Photoshop 1.0 Capabilities and User Reactions
- The early Photoshop demo video still teaches some users new tricks with tools like lasso and magic wand.
- Many are struck by how sophisticated Photoshop 1.0 already was and argue that 1990s desktop computers were more capable than people remember; much of today’s change is incremental.
- One commenter laments that the jump from 512MB RAM being “luxurious” to today’s norms isn’t matched by proportional software usefulness.
Composition of “Jennifer in Paradise”
- The photo is seen as ideal for manipulation: clear separations between objects, simple textures, few shadows, and an unfamiliar setting that hides inconsistencies.
- Some say it looks so “editable” that it could almost be mistaken for a constructed scene.
Image Manipulation, Truth, and Skepticism
- Several comments center on the article’s idea that Photoshop helped end an era when “the camera never lied.”
- One side sees widespread, cheap manipulation (now supercharged by AI) as a “printing press moment” that forces healthy skepticism of images and narratives.

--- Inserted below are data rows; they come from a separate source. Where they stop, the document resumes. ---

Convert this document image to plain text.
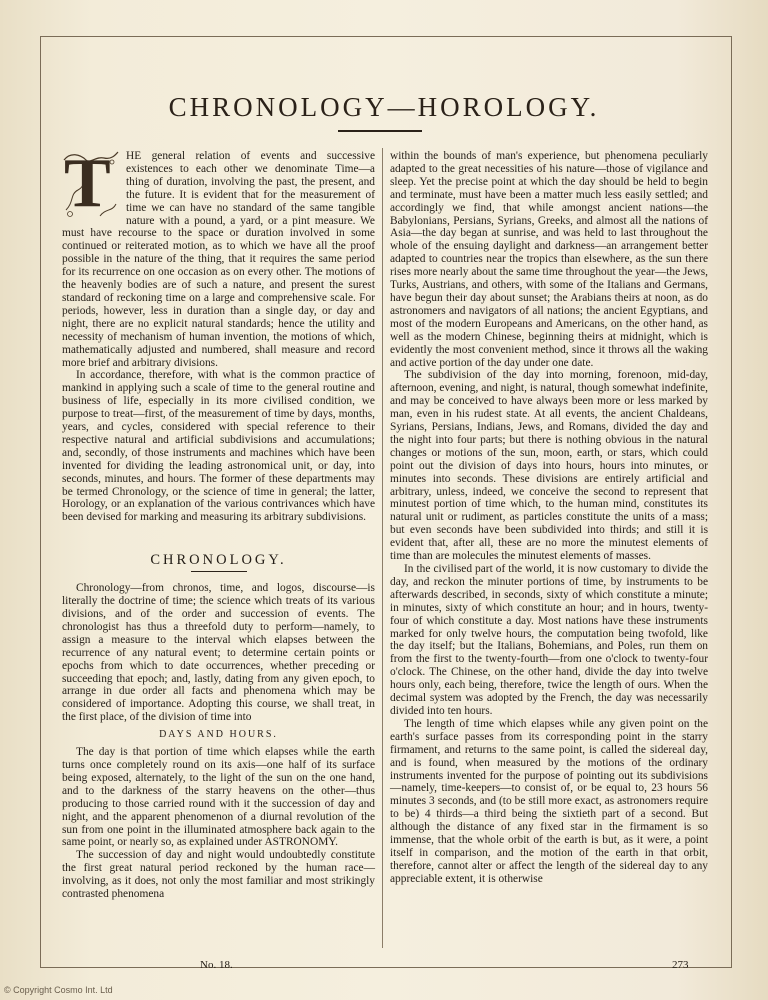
CHRONOLOGY—HOROLOGY.
T	HE general relation of events and successive existences to each other we denominate Time—a thing of duration, involving the past, the present, and the future. It is evident that for the measurement of time we can have no standard of the same tangible nature with a pound, a yard, or a pint measure. We must have recourse to the space or duration involved in some continued or reiterated motion, as to which we have all the proof possible in the nature of the thing, that it requires the same period for its recurrence on one occasion as on every other. The motions of the heavenly bodies are of such a nature, and present the surest standard of reckoning time on a large and comprehensive scale. For periods, however, less in duration than a single day, or day and night, there are no explicit natural standards; hence the utility and necessity of mechanism of human invention, the motions of which, mathematically adjusted and numbered, shall measure and record more brief and arbitrary divisions.

In accordance, therefore, with what is the common practice of mankind in applying such a scale of time to the general routine and business of life, especially in its more civilised condition, we purpose to treat—first, of the measurement of time by days, months, years, and cycles, considered with special reference to their respective natural and artificial subdivisions and accumulations; and, secondly, of those instruments and machines which have been invented for dividing the leading astronomical unit, or day, into seconds, minutes, and hours. The former of these departments may be termed Chronology, or the science of time in general; the latter, Horology, or an explanation of the various contrivances which have been devised for marking and measuring its arbitrary subdivisions.

CHRONOLOGY.

Chronology—from chronos, time, and logos, discourse—is literally the doctrine of time; the science which treats of its various divisions, and of the order and succession of events. The chronologist has thus a threefold duty to perform—namely, to assign a measure to the interval which elapses between the recurrence of any natural event; to determine certain points or epochs from which to date occurrences, whether preceding or succeeding that epoch; and, lastly, dating from any given epoch, to arrange in due order all facts and phenomena which may be considered of importance. Adopting this course, we shall treat, in the first place, of the division of time into

DAYS AND HOURS.

The day is that portion of time which elapses while the earth turns once completely round on its axis—one half of its surface being exposed, alternately, to the light of the sun on the one hand, and to the darkness of the starry heavens on the other—thus producing to those carried round with it the succession of day and night, and the apparent phenomenon of a diurnal revolution of the sun from one point in the illuminated atmosphere back again to the same point, or nearly so, as explained under ASTRONOMY.

The succession of day and night would undoubtedly constitute the first great natural period reckoned by the human race—involving, as it does, not only the most familiar and most strikingly contrasted phenomena

within the bounds of man's experience, but phenomena peculiarly adapted to the great necessities of his nature—those of vigilance and sleep. Yet the precise point at which the day should be held to begin and terminate, must have been a matter much less easily settled; and accordingly we find, that while amongst ancient nations—the Babylonians, Persians, Syrians, Greeks, and almost all the nations of Asia—the day began at sunrise, and was held to last throughout the whole of the ensuing daylight and darkness—an arrangement better adapted to countries near the tropics than elsewhere, as the sun there rises more nearly about the same time throughout the year—the Jews, Turks, Austrians, and others, with some of the Italians and Germans, have begun their day about sunset; the Arabians theirs at noon, as do astronomers and navigators of all nations; the ancient Egyptians, and most of the modern Europeans and Americans, on the other hand, as well as the modern Chinese, beginning theirs at midnight, which is evidently the most convenient method, since it throws all the waking and active portion of the day under one date.

The subdivision of the day into morning, forenoon, mid-day, afternoon, evening, and night, is natural, though somewhat indefinite, and may be conceived to have always been more or less marked by man, even in his rudest state. At all events, the ancient Chaldeans, Syrians, Persians, Indians, Jews, and Romans, divided the day and the night into four parts; but there is nothing obvious in the natural changes or motions of the sun, moon, earth, or stars, which could point out the division of days into hours, hours into minutes, or minutes into seconds. These divisions are entirely artificial and arbitrary, unless, indeed, we conceive the second to represent that minutest portion of time which, to the human mind, constitutes its natural unit or rudiment, as particles constitute the units of a mass; but even seconds have been subdivided into thirds; and still it is evident that, after all, these are no more the minutest elements of time than are molecules the minutest elements of masses.

In the civilised part of the world, it is now customary to divide the day, and reckon the minuter portions of time, by instruments to be afterwards described, in seconds, sixty of which constitute a minute; in minutes, sixty of which constitute an hour; and in hours, twenty-four of which constitute a day. Most nations have these instruments marked for only twelve hours, the computation being twofold, like the day itself; but the Italians, Bohemians, and Poles, run them on from the first to the twenty-fourth—from one o'clock to twenty-four o'clock. The Chinese, on the other hand, divide the day into twelve hours only, each being, therefore, twice the length of ours. When the decimal system was adopted by the French, the day was necessarily divided into ten hours.

The length of time which elapses while any given point on the earth's surface passes from its corresponding point in the starry firmament, and returns to the same point, is called the sidereal day, and is found, when measured by the motions of the ordinary instruments invented for the purpose of pointing out its subdivisions—namely, time-keepers—to consist of, or be equal to, 23 hours 56 minutes 3 seconds, and (to be still more exact, as astronomers require to be) 4 thirds—a third being the sixtieth part of a second. But although the distance of any fixed star in the firmament is so immense, that the whole orbit of the earth is but, as it were, a point itself in comparison, and the motion of the earth in that orbit, therefore, cannot alter or affect the length of the sidereal day to any appreciable extent, it is otherwise

No. 18.	273
© Copyright Cosmo Int. Ltd
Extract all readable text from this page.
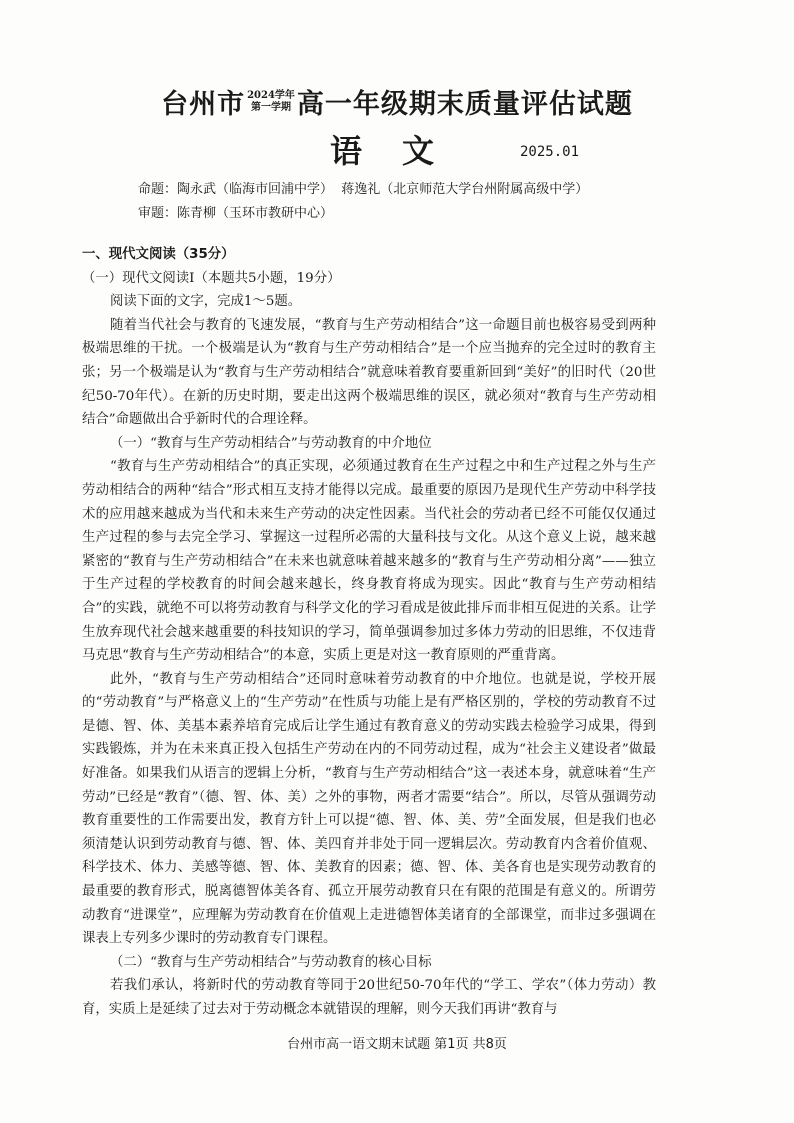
台州市 2024学年
第一学期 高一年级期末质量评估试题
语文	2025.01
命题： 陶永武（临海市回浦中学）  蒋逸礼（北京师范大学台州附属高级中学）
审题： 陈青柳（玉环市教研中心）

一、现代文阅读（35分）

（一）现代文阅读Ⅰ（本题共5小题，19分）

阅读下面的文字，完成1～5题。

随着当代社会与教育的飞速发展，“教育与生产劳动相结合”这一命题目前也极容易受到两种极端思维的干扰。一个极端是认为“教育与生产劳动相结合”是一个应当抛弃的完全过时的教育主张；另一个极端是认为“教育与生产劳动相结合”就意味着教育要重新回到“美好”的旧时代（20世纪50-70年代）。在新的历史时期，要走出这两个极端思维的误区，就必须对“教育与生产劳动相结合”命题做出合乎新时代的合理诠释。

（一）“教育与生产劳动相结合”与劳动教育的中介地位

“教育与生产劳动相结合”的真正实现，必须通过教育在生产过程之中和生产过程之外与生产劳动相结合的两种“结合”形式相互支持才能得以完成。最重要的原因乃是现代生产劳动中科学技术的应用越来越成为当代和未来生产劳动的决定性因素。当代社会的劳动者已经不可能仅仅通过生产过程的参与去完全学习、掌握这一过程所必需的大量科技与文化。从这个意义上说，越来越紧密的“教育与生产劳动相结合”在未来也就意味着越来越多的“教育与生产劳动相分离”——独立于生产过程的学校教育的时间会越来越长，终身教育将成为现实。因此“教育与生产劳动相结合”的实践，就绝不可以将劳动教育与科学文化的学习看成是彼此排斥而非相互促进的关系。让学生放弃现代社会越来越重要的科技知识的学习，简单强调参加过多体力劳动的旧思维，不仅违背马克思“教育与生产劳动相结合”的本意，实质上更是对这一教育原则的严重背离。

此外，“教育与生产劳动相结合”还同时意味着劳动教育的中介地位。也就是说，学校开展的“劳动教育”与严格意义上的“生产劳动”在性质与功能上是有严格区别的，学校的劳动教育不过是德、智、体、美基本素养培育完成后让学生通过有教育意义的劳动实践去检验学习成果，得到实践锻炼，并为在未来真正投入包括生产劳动在内的不同劳动过程，成为“社会主义建设者”做最好准备。如果我们从语言的逻辑上分析，“教育与生产劳动相结合”这一表述本身，就意味着“生产劳动”已经是“教育”（德、智、体、美）之外的事物，两者才需要“结合”。所以，尽管从强调劳动教育重要性的工作需要出发，教育方针上可以提“德、智、体、美、劳”全面发展，但是我们也必须清楚认识到劳动教育与德、智、体、美四育并非处于同一逻辑层次。劳动教育内含着价值观、科学技术、体力、美感等德、智、体、美教育的因素；德、智、体、美各育也是实现劳动教育的最重要的教育形式，脱离德智体美各育、孤立开展劳动教育只在有限的范围是有意义的。所谓劳动教育“进课堂”，应理解为劳动教育在价值观上走进德智体美诸育的全部课堂，而非过多强调在课表上专列多少课时的劳动教育专门课程。

（二）“教育与生产劳动相结合”与劳动教育的核心目标

若我们承认，将新时代的劳动教育等同于20世纪50-70年代的“学工、学农”（体力劳动）教育，实质上是延续了过去对于劳动概念本就错误的理解，则今天我们再讲“教育与

台州市高一语文期末试题 第1页 共8页
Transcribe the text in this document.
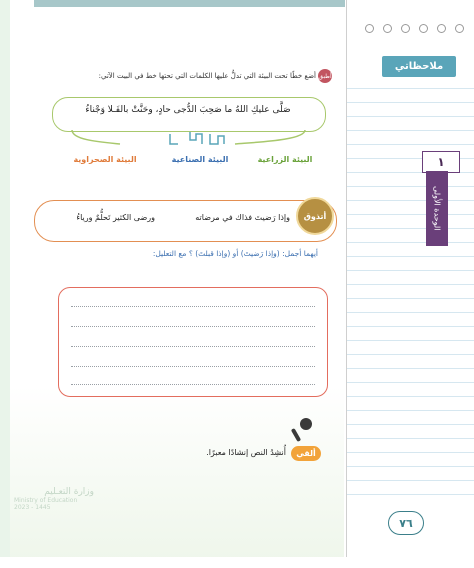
ملاحظاتي
١
الوحدة الأولى
أطبق
أضع خطًا تحت البيئة التي تدلُّ عليها الكلمات التي تحتها خط في البيت الآتي:
صَلَّى عليكِ اللهُ ما صَحِبَ الدُّجى حادٍ، وحَنَّتْ بالفَـلا وَجْناءُ
البيئة الزراعية
البيئة الصناعية
البيئة الصحراوية
أتذوق
وإذا رَضيتَ فذاك في مرضاته
ورضى الكثير تَحلُّمٌ ورياءُ
أيهما أجمل: (وإذا رَضيتَ) أو (وإذا قبلتَ) ؟ مع التعليل:
ألقي
أُنشِدُ النص إنشادًا معبرًا.
٧٦
وزارة التعـليم
Ministry of Education
2023 - 1445
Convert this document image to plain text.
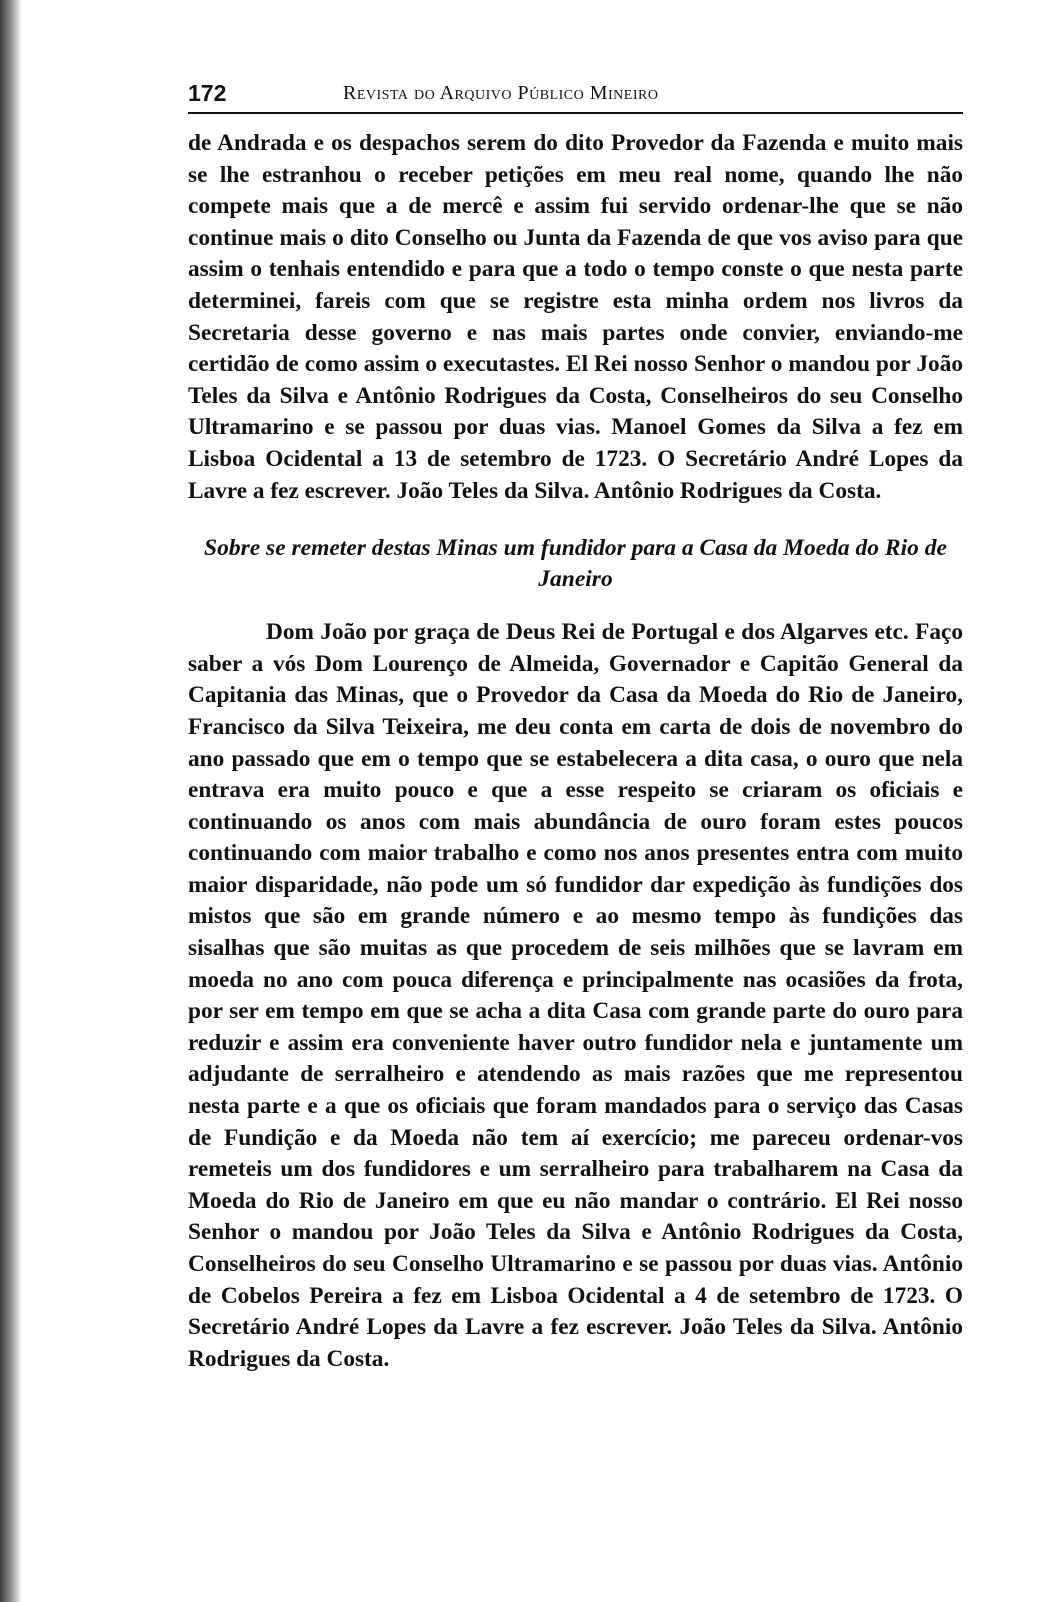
172	Revista do Arquivo Público Mineiro

de Andrada e os despachos serem do dito Provedor da Fazenda e muito mais se lhe estranhou o receber petições em meu real nome, quando lhe não compete mais que a de mercê e assim fui servido ordenar-lhe que se não continue mais o dito Conselho ou Junta da Fazenda de que vos aviso para que assim o tenhais entendido e para que a todo o tempo conste o que nesta parte determinei, fareis com que se registre esta minha ordem nos livros da Secretaria desse governo e nas mais partes onde convier, enviando-me certidão de como assim o executastes. El Rei nosso Senhor o mandou por João Teles da Silva e Antônio Rodrigues da Costa, Conselheiros do seu Conselho Ultramarino e se passou por duas vias. Manoel Gomes da Silva a fez em Lisboa Ocidental a 13 de setembro de 1723. O Secretário André Lopes da Lavre a fez escrever. João Teles da Silva. Antônio Rodrigues da Costa.

Sobre se remeter destas Minas um fundidor para a Casa da Moeda do Rio de Janeiro

Dom João por graça de Deus Rei de Portugal e dos Algarves etc. Faço saber a vós Dom Lourenço de Almeida, Governador e Capitão General da Capitania das Minas, que o Provedor da Casa da Moeda do Rio de Janeiro, Francisco da Silva Teixeira, me deu conta em carta de dois de novembro do ano passado que em o tempo que se estabelecera a dita casa, o ouro que nela entrava era muito pouco e que a esse respeito se criaram os oficiais e continuando os anos com mais abundância de ouro foram estes poucos continuando com maior trabalho e como nos anos presentes entra com muito maior disparidade, não pode um só fundidor dar expedição às fundições dos mistos que são em grande número e ao mesmo tempo às fundições das sisalhas que são muitas as que procedem de seis milhões que se lavram em moeda no ano com pouca diferença e principalmente nas ocasiões da frota, por ser em tempo em que se acha a dita Casa com grande parte do ouro para reduzir e assim era conveniente haver outro fundidor nela e juntamente um adjudante de serralheiro e atendendo as mais razões que me representou nesta parte e a que os oficiais que foram mandados para o serviço das Casas de Fundição e da Moeda não tem aí exercício; me pareceu ordenar-vos remeteis um dos fundidores e um serralheiro para trabalharem na Casa da Moeda do Rio de Janeiro em que eu não mandar o contrário. El Rei nosso Senhor o mandou por João Teles da Silva e Antônio Rodrigues da Costa, Conselheiros do seu Conselho Ultramarino e se passou por duas vias. Antônio de Cobelos Pereira a fez em Lisboa Ocidental a 4 de setembro de 1723. O Secretário André Lopes da Lavre a fez escrever. João Teles da Silva. Antônio Rodrigues da Costa.
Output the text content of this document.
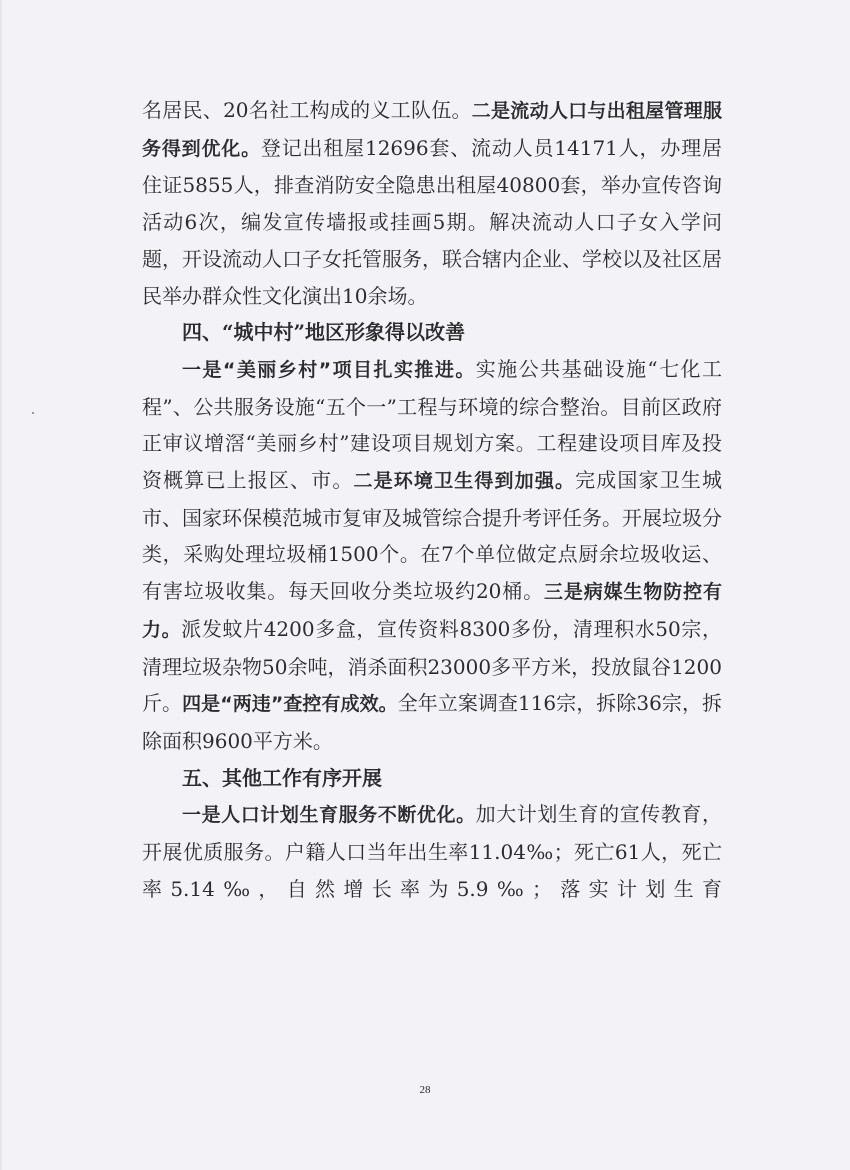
名居民、20名社工构成的义工队伍。二是流动人口与出租屋管理服务得到优化。登记出租屋12696套、流动人员14171人，办理居住证5855人，排查消防安全隐患出租屋40800套，举办宣传咨询活动6次，编发宣传墙报或挂画5期。解决流动人口子女入学问题，开设流动人口子女托管服务，联合辖内企业、学校以及社区居民举办群众性文化演出10余场。

四、“城中村”地区形象得以改善

一是“美丽乡村”项目扎实推进。实施公共基础设施“七化工程”、公共服务设施“五个一”工程与环境的综合整治。目前区政府正审议增滘“美丽乡村”建设项目规划方案。工程建设项目库及投资概算已上报区、市。二是环境卫生得到加强。完成国家卫生城市、国家环保模范城市复审及城管综合提升考评任务。开展垃圾分类，采购处理垃圾桶1500个。在7个单位做定点厨余垃圾收运、有害垃圾收集。每天回收分类垃圾约20桶。三是病媒生物防控有力。派发蚊片4200多盒，宣传资料8300多份，清理积水50宗，清理垃圾杂物50余吨，消杀面积23000多平方米，投放鼠谷1200斤。四是“两违”查控有成效。全年立案调查116宗，拆除36宗，拆除面积9600平方米。

五、其他工作有序开展

一是人口计划生育服务不断优化。加大计划生育的宣传教育，开展优质服务。户籍人口当年出生率11.04‰；死亡61人，死亡率5.14‰，自然增长率为5.9‰；落实计划生育

28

- Others worry this erodes high‑trust societies, fuels conspiracy thinking, and blurs the line between expertise and misinformation.
Authenticity Technologies and Their Limits
- Proposals: have phones cryptographically sign photos (e.g., via a secure enclave) and log hashes on public ledgers, so some images can be “vetted.”
- A standard for content provenance (C2PA) and transparency logs is mentioned as ongoing work.
- Critics argue such systems can still certify staged or “in‑camera” fakes, and can be socially undermined by demagogues claiming the system itself is fake.
Long History of Photo Fakery
- Multiple commenters stress that photography has never been perfectly truthful: framing, staging, and darkroom techniques have always shaped reality.
- Examples include early composite printing, double exposure, staged war photos, and chemical/darkroom tricks that dramatically alter exposure.
Cultural References
- The “Lenna” image is mentioned as another historically important, widely used test image in image processing.